Latvian political party

Jaunlatvija ("Young Latvia") was a political party in Latvia.

The party, described as socially liberal, was founded on March 28, 2009 at the congress held in the National Theatre in Riga. Didzis Šmits was elected its chairman. Its supporters included ex-president Guntis Ulmanis and scientist Jānis Stradiņš, although the two did not join the party ranks.

Among party declarations, of note were their desire to involve younger people in politics and to integrate non-citizens into Latvian society.

==Municipal elections, June 2009==

The party took part in municipal elections in the localities listed below and won 3 seats.
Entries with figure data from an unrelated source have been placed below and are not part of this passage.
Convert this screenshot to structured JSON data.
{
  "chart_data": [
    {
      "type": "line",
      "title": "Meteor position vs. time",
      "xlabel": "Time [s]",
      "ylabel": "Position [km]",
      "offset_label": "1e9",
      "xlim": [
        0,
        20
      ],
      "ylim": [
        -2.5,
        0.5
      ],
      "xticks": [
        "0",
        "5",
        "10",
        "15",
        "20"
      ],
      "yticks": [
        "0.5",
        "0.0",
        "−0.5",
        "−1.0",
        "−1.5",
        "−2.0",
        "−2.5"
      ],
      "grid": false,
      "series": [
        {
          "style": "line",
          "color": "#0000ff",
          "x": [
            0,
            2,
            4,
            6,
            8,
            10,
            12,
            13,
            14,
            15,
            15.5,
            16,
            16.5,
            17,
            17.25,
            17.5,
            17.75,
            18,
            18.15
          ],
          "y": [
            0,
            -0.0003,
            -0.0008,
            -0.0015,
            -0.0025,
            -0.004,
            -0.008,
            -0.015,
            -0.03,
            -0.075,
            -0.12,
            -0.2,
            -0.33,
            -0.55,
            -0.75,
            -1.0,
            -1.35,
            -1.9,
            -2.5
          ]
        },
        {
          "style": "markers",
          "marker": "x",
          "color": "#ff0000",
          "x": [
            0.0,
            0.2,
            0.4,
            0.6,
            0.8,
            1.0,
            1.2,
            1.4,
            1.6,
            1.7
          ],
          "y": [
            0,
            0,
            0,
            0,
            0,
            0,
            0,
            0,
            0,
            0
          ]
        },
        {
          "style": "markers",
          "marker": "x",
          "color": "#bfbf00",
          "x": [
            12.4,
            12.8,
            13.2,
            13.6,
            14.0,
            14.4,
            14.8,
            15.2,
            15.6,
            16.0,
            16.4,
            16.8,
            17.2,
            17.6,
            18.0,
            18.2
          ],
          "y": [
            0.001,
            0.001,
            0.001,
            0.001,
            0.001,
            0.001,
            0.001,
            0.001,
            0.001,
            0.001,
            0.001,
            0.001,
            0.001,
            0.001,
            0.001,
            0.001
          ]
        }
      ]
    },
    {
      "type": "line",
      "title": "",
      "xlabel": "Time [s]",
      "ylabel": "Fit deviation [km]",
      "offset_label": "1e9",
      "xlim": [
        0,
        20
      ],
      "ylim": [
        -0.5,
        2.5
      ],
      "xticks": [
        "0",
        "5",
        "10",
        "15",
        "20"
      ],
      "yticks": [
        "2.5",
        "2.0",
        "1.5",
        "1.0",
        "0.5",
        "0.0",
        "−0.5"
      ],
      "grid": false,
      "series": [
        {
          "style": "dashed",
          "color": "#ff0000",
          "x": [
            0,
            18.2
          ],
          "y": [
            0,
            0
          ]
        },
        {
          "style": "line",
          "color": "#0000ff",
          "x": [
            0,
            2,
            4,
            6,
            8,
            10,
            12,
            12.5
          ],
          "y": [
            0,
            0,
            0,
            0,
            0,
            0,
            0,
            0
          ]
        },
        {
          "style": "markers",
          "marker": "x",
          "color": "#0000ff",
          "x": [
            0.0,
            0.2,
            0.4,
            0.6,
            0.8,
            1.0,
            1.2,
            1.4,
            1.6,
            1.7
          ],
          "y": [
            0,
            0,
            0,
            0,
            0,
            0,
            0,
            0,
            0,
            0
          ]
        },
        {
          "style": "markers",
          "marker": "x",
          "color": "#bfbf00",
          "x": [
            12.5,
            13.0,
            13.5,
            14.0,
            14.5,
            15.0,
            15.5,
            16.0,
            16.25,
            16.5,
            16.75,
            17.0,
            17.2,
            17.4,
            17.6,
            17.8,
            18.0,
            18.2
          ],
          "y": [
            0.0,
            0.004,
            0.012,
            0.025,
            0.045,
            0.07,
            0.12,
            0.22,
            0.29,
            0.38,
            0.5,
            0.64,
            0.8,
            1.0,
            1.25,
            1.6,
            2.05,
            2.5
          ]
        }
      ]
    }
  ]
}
- Riga (26 candidates): 0,31% of votes
- Tērvete (12 candidates): 9,51% of votes, 1 seat: Raivo Zalcmanis
- Babīte: 11.92%, 2 seats: Broņislavs Rimicāns, Ritvars Auziņš
- Daugavpils: 0.39%
- Daugavpils district: 2.33%
- Jēkabpils, 1.86%
- Kārsava: 3.79%

== Later activities ==
The party did not achieve any notable electoral success on the national stage in the future. In the run-up to the 2010 Latvian parliamentary election the party signed a cooperation agreement with the For a Good Latvia alliance, but unexpectedly voted against joining the list.

Jaunlatvija did not contest further elections and in April 2012 filed for dissolution. The party was dissolved on 15 August 2016.